“I took thirty years at once”: patients give up hormone therapy because of adverse effects

“I took thirty years at once”: patients give up hormone therapy because of adverse effects
“I took thirty years at once”: patients give up hormone therapy because of adverse effects

Published on October 18, 2024 at 4:29 p.m. / Modified on October 18, 2024 at 4:32 p.m.

  • The majority of women under the age of 50 with breast cancer are treated with hormonal therapy to reduce the risk of a recurrence.

  • The treatment, which lasts at least five years, causes numerous side effects which can be harmful to patients’ quality of life. Around a third of them decide to stop treatment despite the risks.

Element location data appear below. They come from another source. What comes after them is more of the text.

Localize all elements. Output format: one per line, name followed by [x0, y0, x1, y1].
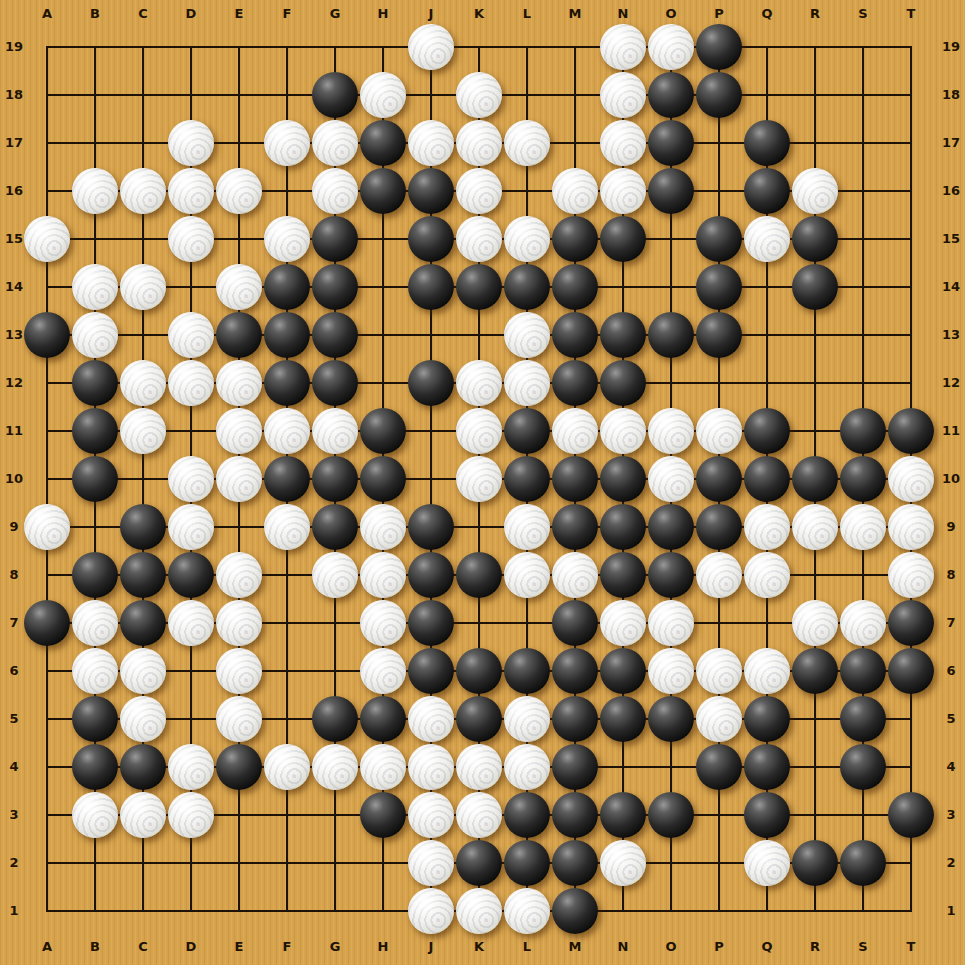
stone-white-H4 — [360, 744, 406, 790]
column-label-S: S — [851, 939, 875, 955]
stone-black-B4 — [72, 744, 118, 790]
column-label-R: R — [803, 939, 827, 955]
stone-white-R7 — [792, 600, 838, 646]
stone-white-H6 — [360, 648, 406, 694]
stone-white-Q15 — [744, 216, 790, 262]
stone-black-G10 — [312, 456, 358, 502]
stone-white-Q9 — [744, 504, 790, 550]
stone-white-L1 — [504, 888, 550, 934]
row-label-15: 15 — [938, 231, 964, 247]
stone-black-G18 — [312, 72, 358, 118]
stone-white-K11 — [456, 408, 502, 454]
stone-white-F15 — [264, 216, 310, 262]
stone-black-T7 — [888, 600, 934, 646]
stone-black-O17 — [648, 120, 694, 166]
stone-black-J9 — [408, 504, 454, 550]
stone-white-F9 — [264, 504, 310, 550]
row-label-3: 3 — [1, 807, 27, 823]
stone-white-G4 — [312, 744, 358, 790]
row-label-6: 6 — [938, 663, 964, 679]
row-label-17: 17 — [938, 135, 964, 151]
stone-white-G11 — [312, 408, 358, 454]
stone-white-D17 — [168, 120, 214, 166]
column-label-M: M — [563, 6, 587, 22]
stone-white-O11 — [648, 408, 694, 454]
stone-black-S10 — [840, 456, 886, 502]
stone-white-S7 — [840, 600, 886, 646]
column-label-F: F — [275, 6, 299, 22]
stone-white-K1 — [456, 888, 502, 934]
stone-black-P19 — [696, 24, 742, 70]
row-label-16: 16 — [938, 183, 964, 199]
stone-white-E8 — [216, 552, 262, 598]
column-label-G: G — [323, 939, 347, 955]
stone-white-E14 — [216, 264, 262, 310]
stone-white-O10 — [648, 456, 694, 502]
stone-black-R15 — [792, 216, 838, 262]
row-label-19: 19 — [1, 39, 27, 55]
column-label-Q: Q — [755, 6, 779, 22]
stone-white-L13 — [504, 312, 550, 358]
column-label-O: O — [659, 939, 683, 955]
stone-white-J2 — [408, 840, 454, 886]
stone-white-D9 — [168, 504, 214, 550]
stone-black-J8 — [408, 552, 454, 598]
row-label-8: 8 — [938, 567, 964, 583]
stone-black-Q16 — [744, 168, 790, 214]
stone-white-K12 — [456, 360, 502, 406]
row-label-3: 3 — [938, 807, 964, 823]
stone-black-O9 — [648, 504, 694, 550]
stone-white-D15 — [168, 216, 214, 262]
stone-white-L9 — [504, 504, 550, 550]
stone-black-L10 — [504, 456, 550, 502]
stone-black-O13 — [648, 312, 694, 358]
stone-black-Q5 — [744, 696, 790, 742]
row-label-11: 11 — [938, 423, 964, 439]
column-label-N: N — [611, 6, 635, 22]
stone-white-P8 — [696, 552, 742, 598]
stone-white-E7 — [216, 600, 262, 646]
stone-black-M1 — [552, 888, 598, 934]
column-label-F: F — [275, 939, 299, 955]
stone-white-C6 — [120, 648, 166, 694]
stone-black-M9 — [552, 504, 598, 550]
stone-black-M10 — [552, 456, 598, 502]
stone-black-K8 — [456, 552, 502, 598]
column-label-B: B — [83, 939, 107, 955]
go-board[interactable]: ABCDEFGHJKLMNOPQRST ABCDEFGHJKLMNOPQRST … — [0, 0, 965, 965]
column-label-L: L — [515, 939, 539, 955]
row-label-17: 17 — [1, 135, 27, 151]
column-label-C: C — [131, 6, 155, 22]
stone-black-C4 — [120, 744, 166, 790]
column-label-E: E — [227, 6, 251, 22]
stone-white-D10 — [168, 456, 214, 502]
stone-black-H11 — [360, 408, 406, 454]
stone-black-K14 — [456, 264, 502, 310]
column-label-Q: Q — [755, 939, 779, 955]
column-label-R: R — [803, 6, 827, 22]
stone-black-A7 — [24, 600, 70, 646]
stone-white-T9 — [888, 504, 934, 550]
stone-white-E6 — [216, 648, 262, 694]
stone-black-M15 — [552, 216, 598, 262]
stone-black-H5 — [360, 696, 406, 742]
stone-black-M12 — [552, 360, 598, 406]
stone-black-M7 — [552, 600, 598, 646]
stone-white-O19 — [648, 24, 694, 70]
stone-white-J17 — [408, 120, 454, 166]
stone-black-A13 — [24, 312, 70, 358]
stone-black-M2 — [552, 840, 598, 886]
stone-white-L8 — [504, 552, 550, 598]
stone-white-E12 — [216, 360, 262, 406]
stone-black-J12 — [408, 360, 454, 406]
stone-black-Q10 — [744, 456, 790, 502]
stone-white-K3 — [456, 792, 502, 838]
row-label-16: 16 — [1, 183, 27, 199]
stone-white-A15 — [24, 216, 70, 262]
stone-black-F10 — [264, 456, 310, 502]
stone-white-F11 — [264, 408, 310, 454]
stone-white-K10 — [456, 456, 502, 502]
stone-white-O6 — [648, 648, 694, 694]
stone-black-H16 — [360, 168, 406, 214]
stone-black-S5 — [840, 696, 886, 742]
stone-white-B3 — [72, 792, 118, 838]
stone-white-J19 — [408, 24, 454, 70]
stone-white-N7 — [600, 600, 646, 646]
stone-black-H10 — [360, 456, 406, 502]
stone-white-N19 — [600, 24, 646, 70]
stone-black-N10 — [600, 456, 646, 502]
row-label-6: 6 — [1, 663, 27, 679]
stone-black-N5 — [600, 696, 646, 742]
stone-white-L15 — [504, 216, 550, 262]
stone-white-Q2 — [744, 840, 790, 886]
stone-white-D4 — [168, 744, 214, 790]
stone-black-N13 — [600, 312, 646, 358]
stone-black-P13 — [696, 312, 742, 358]
stone-white-B16 — [72, 168, 118, 214]
stone-black-K6 — [456, 648, 502, 694]
stone-white-T10 — [888, 456, 934, 502]
stone-white-H7 — [360, 600, 406, 646]
stone-white-C16 — [120, 168, 166, 214]
stone-black-O8 — [648, 552, 694, 598]
stone-white-H8 — [360, 552, 406, 598]
stone-white-L5 — [504, 696, 550, 742]
row-label-7: 7 — [938, 615, 964, 631]
stone-black-S2 — [840, 840, 886, 886]
stone-white-D16 — [168, 168, 214, 214]
stone-white-K16 — [456, 168, 502, 214]
stone-white-O7 — [648, 600, 694, 646]
stone-black-L14 — [504, 264, 550, 310]
stone-white-K17 — [456, 120, 502, 166]
stone-black-J14 — [408, 264, 454, 310]
stone-black-J7 — [408, 600, 454, 646]
row-label-13: 13 — [938, 327, 964, 343]
stone-white-N16 — [600, 168, 646, 214]
row-label-12: 12 — [938, 375, 964, 391]
stone-black-S4 — [840, 744, 886, 790]
stone-white-P11 — [696, 408, 742, 454]
stone-black-J15 — [408, 216, 454, 262]
stone-white-E5 — [216, 696, 262, 742]
stone-white-E10 — [216, 456, 262, 502]
stone-black-P9 — [696, 504, 742, 550]
stone-white-F4 — [264, 744, 310, 790]
column-label-G: G — [323, 6, 347, 22]
stone-black-M4 — [552, 744, 598, 790]
stone-black-N8 — [600, 552, 646, 598]
row-label-4: 4 — [1, 759, 27, 775]
stone-white-A9 — [24, 504, 70, 550]
row-label-9: 9 — [938, 519, 964, 535]
row-label-14: 14 — [938, 279, 964, 295]
stone-white-F17 — [264, 120, 310, 166]
stone-white-N11 — [600, 408, 646, 454]
stone-black-P18 — [696, 72, 742, 118]
stone-black-F13 — [264, 312, 310, 358]
stone-black-L6 — [504, 648, 550, 694]
stone-black-C8 — [120, 552, 166, 598]
stone-white-E11 — [216, 408, 262, 454]
stone-black-N12 — [600, 360, 646, 406]
stone-black-G15 — [312, 216, 358, 262]
stone-black-R6 — [792, 648, 838, 694]
row-label-5: 5 — [1, 711, 27, 727]
stone-black-N15 — [600, 216, 646, 262]
row-label-1: 1 — [938, 903, 964, 919]
stone-white-N17 — [600, 120, 646, 166]
stone-white-C3 — [120, 792, 166, 838]
row-label-18: 18 — [938, 87, 964, 103]
stone-black-L3 — [504, 792, 550, 838]
stone-black-B11 — [72, 408, 118, 454]
stone-white-D3 — [168, 792, 214, 838]
stone-white-M16 — [552, 168, 598, 214]
stone-white-K4 — [456, 744, 502, 790]
stone-white-K18 — [456, 72, 502, 118]
stone-white-P6 — [696, 648, 742, 694]
stone-white-N18 — [600, 72, 646, 118]
stone-white-Q6 — [744, 648, 790, 694]
stone-white-L4 — [504, 744, 550, 790]
stone-black-N6 — [600, 648, 646, 694]
stone-white-E16 — [216, 168, 262, 214]
column-label-J: J — [419, 6, 443, 22]
stone-white-C12 — [120, 360, 166, 406]
column-label-S: S — [851, 6, 875, 22]
stone-white-G16 — [312, 168, 358, 214]
stone-black-P14 — [696, 264, 742, 310]
stone-white-J3 — [408, 792, 454, 838]
row-label-10: 10 — [1, 471, 27, 487]
stone-black-H3 — [360, 792, 406, 838]
stone-white-H18 — [360, 72, 406, 118]
stone-white-B14 — [72, 264, 118, 310]
column-label-N: N — [611, 939, 635, 955]
stone-black-M14 — [552, 264, 598, 310]
stone-black-B8 — [72, 552, 118, 598]
column-label-L: L — [515, 6, 539, 22]
column-label-P: P — [707, 939, 731, 955]
stone-black-D8 — [168, 552, 214, 598]
stone-white-G8 — [312, 552, 358, 598]
row-label-4: 4 — [938, 759, 964, 775]
stone-black-R10 — [792, 456, 838, 502]
stone-black-F12 — [264, 360, 310, 406]
column-label-J: J — [419, 939, 443, 955]
stone-black-O16 — [648, 168, 694, 214]
column-label-C: C — [131, 939, 155, 955]
stone-white-C14 — [120, 264, 166, 310]
stone-black-H17 — [360, 120, 406, 166]
stone-black-S11 — [840, 408, 886, 454]
stone-black-K5 — [456, 696, 502, 742]
stone-black-M13 — [552, 312, 598, 358]
stone-white-D12 — [168, 360, 214, 406]
stone-black-G5 — [312, 696, 358, 742]
stone-black-E4 — [216, 744, 262, 790]
column-label-B: B — [83, 6, 107, 22]
stone-black-N9 — [600, 504, 646, 550]
column-label-O: O — [659, 6, 683, 22]
stone-black-P15 — [696, 216, 742, 262]
stone-white-D13 — [168, 312, 214, 358]
stone-black-G12 — [312, 360, 358, 406]
stone-black-N3 — [600, 792, 646, 838]
stone-white-C11 — [120, 408, 166, 454]
stone-black-M3 — [552, 792, 598, 838]
stone-black-L2 — [504, 840, 550, 886]
column-label-A: A — [35, 939, 59, 955]
stone-white-J1 — [408, 888, 454, 934]
stone-black-P4 — [696, 744, 742, 790]
stone-white-L17 — [504, 120, 550, 166]
column-label-M: M — [563, 939, 587, 955]
stone-white-P5 — [696, 696, 742, 742]
row-label-11: 11 — [1, 423, 27, 439]
stone-black-Q4 — [744, 744, 790, 790]
stone-white-B6 — [72, 648, 118, 694]
stone-black-O18 — [648, 72, 694, 118]
stone-black-B5 — [72, 696, 118, 742]
stone-black-B12 — [72, 360, 118, 406]
stone-black-C7 — [120, 600, 166, 646]
column-label-T: T — [899, 939, 923, 955]
stone-black-E13 — [216, 312, 262, 358]
row-label-2: 2 — [938, 855, 964, 871]
row-label-12: 12 — [1, 375, 27, 391]
stone-white-J4 — [408, 744, 454, 790]
stone-black-O3 — [648, 792, 694, 838]
stone-white-B13 — [72, 312, 118, 358]
row-label-14: 14 — [1, 279, 27, 295]
stone-black-C9 — [120, 504, 166, 550]
stone-black-K2 — [456, 840, 502, 886]
stone-white-M11 — [552, 408, 598, 454]
stone-white-J5 — [408, 696, 454, 742]
column-label-K: K — [467, 6, 491, 22]
stone-black-T3 — [888, 792, 934, 838]
stone-white-S9 — [840, 504, 886, 550]
stone-white-C5 — [120, 696, 166, 742]
stone-black-S6 — [840, 648, 886, 694]
row-label-10: 10 — [938, 471, 964, 487]
stone-black-T6 — [888, 648, 934, 694]
column-label-D: D — [179, 6, 203, 22]
stone-black-M5 — [552, 696, 598, 742]
stone-white-M8 — [552, 552, 598, 598]
stone-black-J16 — [408, 168, 454, 214]
row-label-2: 2 — [1, 855, 27, 871]
stone-white-H9 — [360, 504, 406, 550]
column-label-P: P — [707, 6, 731, 22]
stone-black-Q11 — [744, 408, 790, 454]
stone-black-L11 — [504, 408, 550, 454]
stone-black-R2 — [792, 840, 838, 886]
stone-white-G17 — [312, 120, 358, 166]
stone-black-J6 — [408, 648, 454, 694]
stone-black-P10 — [696, 456, 742, 502]
stone-white-Q8 — [744, 552, 790, 598]
row-label-19: 19 — [938, 39, 964, 55]
column-label-H: H — [371, 939, 395, 955]
stone-black-G13 — [312, 312, 358, 358]
stone-white-T8 — [888, 552, 934, 598]
column-label-T: T — [899, 6, 923, 22]
stone-black-G9 — [312, 504, 358, 550]
stone-black-Q3 — [744, 792, 790, 838]
column-label-H: H — [371, 6, 395, 22]
column-label-D: D — [179, 939, 203, 955]
stone-white-R9 — [792, 504, 838, 550]
row-label-5: 5 — [938, 711, 964, 727]
stone-black-G14 — [312, 264, 358, 310]
stone-black-B10 — [72, 456, 118, 502]
stone-white-R16 — [792, 168, 838, 214]
stone-black-F14 — [264, 264, 310, 310]
stone-black-O5 — [648, 696, 694, 742]
stone-white-B7 — [72, 600, 118, 646]
column-label-E: E — [227, 939, 251, 955]
row-label-8: 8 — [1, 567, 27, 583]
stone-white-K15 — [456, 216, 502, 262]
stone-white-D7 — [168, 600, 214, 646]
stone-white-N2 — [600, 840, 646, 886]
stone-black-Q17 — [744, 120, 790, 166]
row-label-1: 1 — [1, 903, 27, 919]
stone-black-T11 — [888, 408, 934, 454]
stone-white-L12 — [504, 360, 550, 406]
stone-black-M6 — [552, 648, 598, 694]
stone-black-R14 — [792, 264, 838, 310]
column-label-A: A — [35, 6, 59, 22]
column-label-K: K — [467, 939, 491, 955]
row-label-18: 18 — [1, 87, 27, 103]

  • Health professionals are becoming aware that monitoring treatment tolerance must be a priority to help patients overcome this new ordeal.

“I had hot flashes and insomnia. I felt like I had the body of an old woman, rusty as soon as I got up. I took thirty years in one go. I was stiff, shriveled, with pain in my joints. The only thing that made me feel good was going to swim in the lake in winter,” says Joanne Chassot, diagnosed with breast cancer in 2020, at the age of 38. She had already undergone a mastectomy to remove the tumor and an affected lymph node, chemotherapy for six months and radiotherapy for five weeks, when she began hormone therapy. It is the latter which causes these harmful effects. Others, generated by chemotherapy, were reinforced. “My brain no longer worked as before, with memory and concentration problems, severe fatigue,” recalls the researcher and author, now working as a freelancer. After eight months, she decided to stop hormone therapy.

Depending on scientific studies and countries, it is estimated that between 15% and 40% of patients stop their hormone therapy early. However, this offers the advantage of halving the risk of recurrence. This is a so-called “adjuvant” therapy, prescribed after other treatments (chemotherapy, surgery and radiotherapy), for at least five years to prevent relapses in patients whose breast cancer is called “hormone-dependent” – c That is, tumor cells multiply in the presence of estrogen. “Even twenty years after hormonal therapy, its benefit is still measurable,” recalls Khalil Zaman, doctor in charge of the Breast Center at CHUV. It’s a treatment that works.”